PDA

View Full Version : Rules regarding teleportation and solid surfaces



rrwoods
2017-06-02, 10:41 AM
What are they, specifically, and where?

I feel like the "you can only teleport onto a solid surface" thing is part of the community consciousness, or at least, it's something I've found is ingrained in my understanding. It's possible that understanding is incomplete or utterly wrong. My google-fu and srd-search-fu is failing me. Can anyone point me at RAW regarding what kinds of restrictions (if any) are placed on teleportation generally or under specific circumstances? Thanks in advance :)

Psyren
2017-06-02, 10:58 AM
The line in question says:


creature or object brought into being or transported to your location by a conjuration spell cannot appear inside another creature or object, nor can it appear floating in an empty space. It must arrive in an open location on a surface capable of supporting it.

Whether it applies to teleport depends on whether you view moving yourself somewhere to count as being "transported to your location." Some say that, technically anywhere you wind up is your location because the travel is instantaneous. Others say that line should only apply to you staying where you are and something else coming to you., and therefore that teleporting yourself should have no restrictions at all. Your GM will have to decide.
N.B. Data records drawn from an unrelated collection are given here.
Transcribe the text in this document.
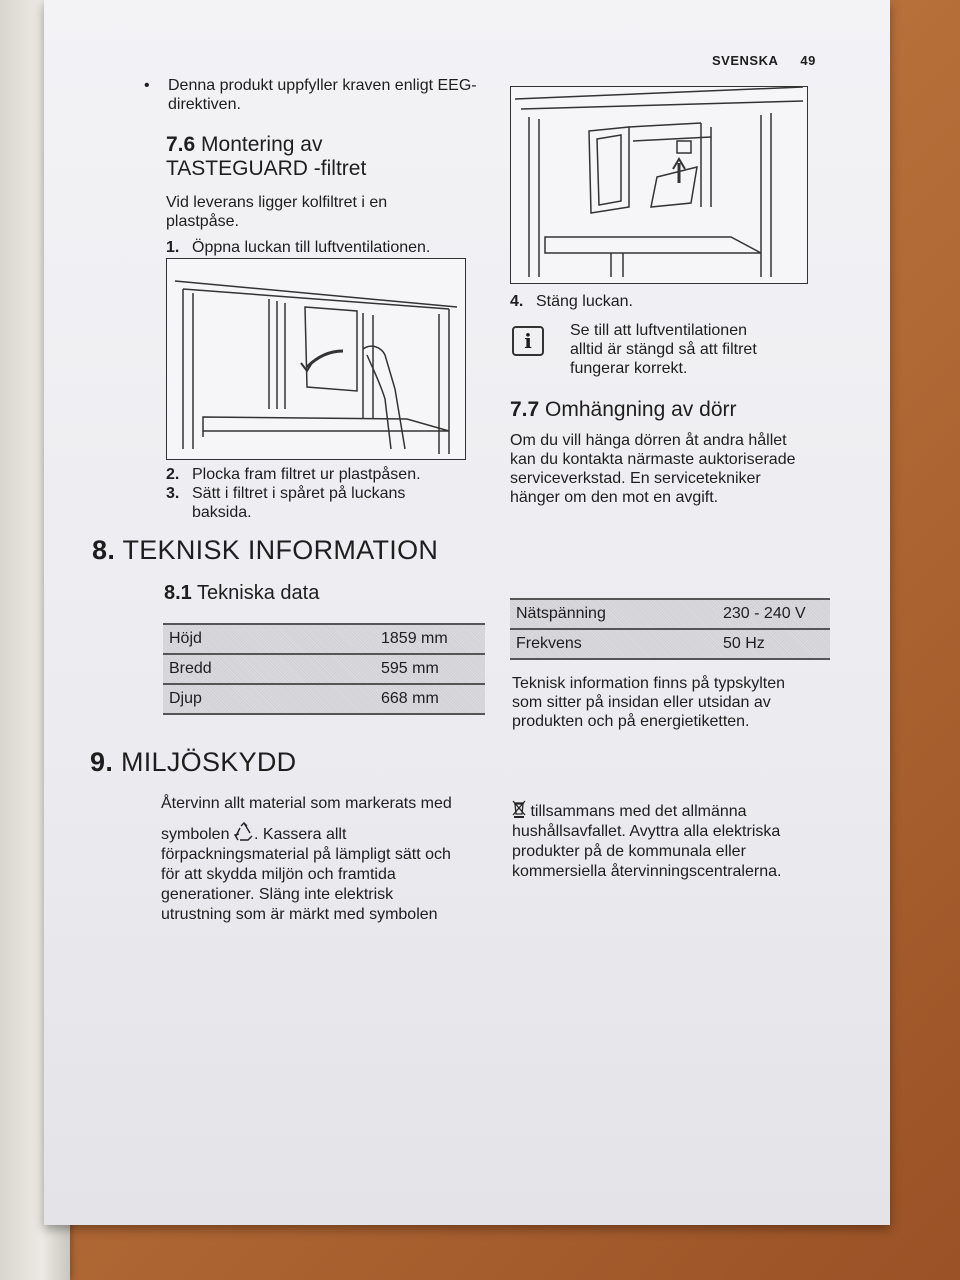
SVENSKA 49
• Denna produkt uppfyller kraven enligt EEG-direktiven.
7.6 Montering av
TASTEGUARD -filtret
Vid leverans ligger kolfiltret i en
plastpåse.
1. Öppna luckan till luftventilationen.
2. Plocka fram filtret ur plastpåsen.
3. Sätt i filtret i spåret på luckans
baksida.
4. Stäng luckan.
i	Se till att luftventilationen
alltid är stängd så att filtret
fungerar korrekt.
7.7 Omhängning av dörr
Om du vill hänga dörren åt andra hållet
kan du kontakta närmaste auktoriserade
serviceverkstad. En servicetekniker
hänger om den mot en avgift.
8. TEKNISK INFORMATION
8.1 Tekniska data
Höjd	1859 mm
Bredd	595 mm
Djup	668 mm
Nätspänning	230 - 240 V
Frekvens	50 Hz
Teknisk information finns på typskylten
som sitter på insidan eller utsidan av
produkten och på energietiketten.
9. MILJÖSKYDD
Återvinn allt material som markerats med
symbolen . Kassera allt
förpackningsmaterial på lämpligt sätt och
för att skydda miljön och framtida
generationer. Släng inte elektrisk
utrustning som är märkt med symbolen
tillsammans med det allmänna
hushållsavfallet. Avyttra alla elektriska
produkter på de kommunala eller
kommersiella återvinningscentralerna.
The teleport spell itself adds additional caveats, including the "areas of strong physical or magical energy" clause that can interfere with you landing on target.

Segev
2017-06-02, 12:37 PM
If there is a RAW interpretation that allows a caster who is flying to teleport to a location in mid-air where he's still flying, I would personally go with it, because otherwise it's kind-of silly. "I'm flying, but I can't teleport to the other side of this chamber at the same altitude because then I wouldn't be standing on solid ground."

Psyren
2017-06-02, 02:44 PM
Technically that does work. You're not floating in empty space (because the space contains air) and when you are subject to a fly spell, air is capable of supporting you.

There might be weird interactions with vacuum, but how often are you going to be teleporting into a vacuum anyway?

Inevitability
2017-06-02, 02:54 PM
There might be weird interactions with vacuum, but how often are you going to be teleporting into a vacuum anyway?

You desperately need to stop Atropus from crashing into our world by destroying his aspect on the moonlet's airless surface?

Psyren
2017-06-02, 02:57 PM
You desperately need to stop Atropus from crashing into our world by destroying his aspect on the moonlet's airless surface?

Aren't moonlets solid?

Inevitability
2017-06-02, 04:06 PM
Aren't moonlets solid?

They are, but they typically don't have an atmosphere. Therefore, teleporting to their surface would mean teleporting into a vacuum.

rrwoods
2017-06-02, 07:20 PM
The line in question says:



Whether it applies to teleport depends on whether you view moving yourself somewhere to count as being "transported to your location." Some say that, technically anywhere you wind up is your location because the travel is instantaneous. Others say that line should only apply to you staying where you are and something else coming to you., and therefore that teleporting yourself should have no restrictions at all. Your GM will have to decide.

The teleport spell itself adds additional caveats, including the "areas of strong physical or magical energy" clause that can interfere with you landing on target.
Interesting. Didn't realize there was that bit of ambiguity regarding whether it applies to spells that teleport the caster. Good to know.

Jay R
2017-06-02, 08:07 PM
It's a meta-rule to keep you from using teleportation as an instant kill spell.

Don't use it as an instant kill spell, and don't sweat the small stuff.

Elkad
2017-06-02, 09:34 PM
"surface capable of supporting"... That includes the air for winged flight, and even a vacuum for magical flight. An Iron Golem couldn't appear on the water, but a creature than can swim could. (Though I guess RAW an Iron Golem can probably swim. It's in the same category as Centaurs being excellent at climbing ladders.)

And I'll allow the caster to specifically ignore that for himself - as a houserule.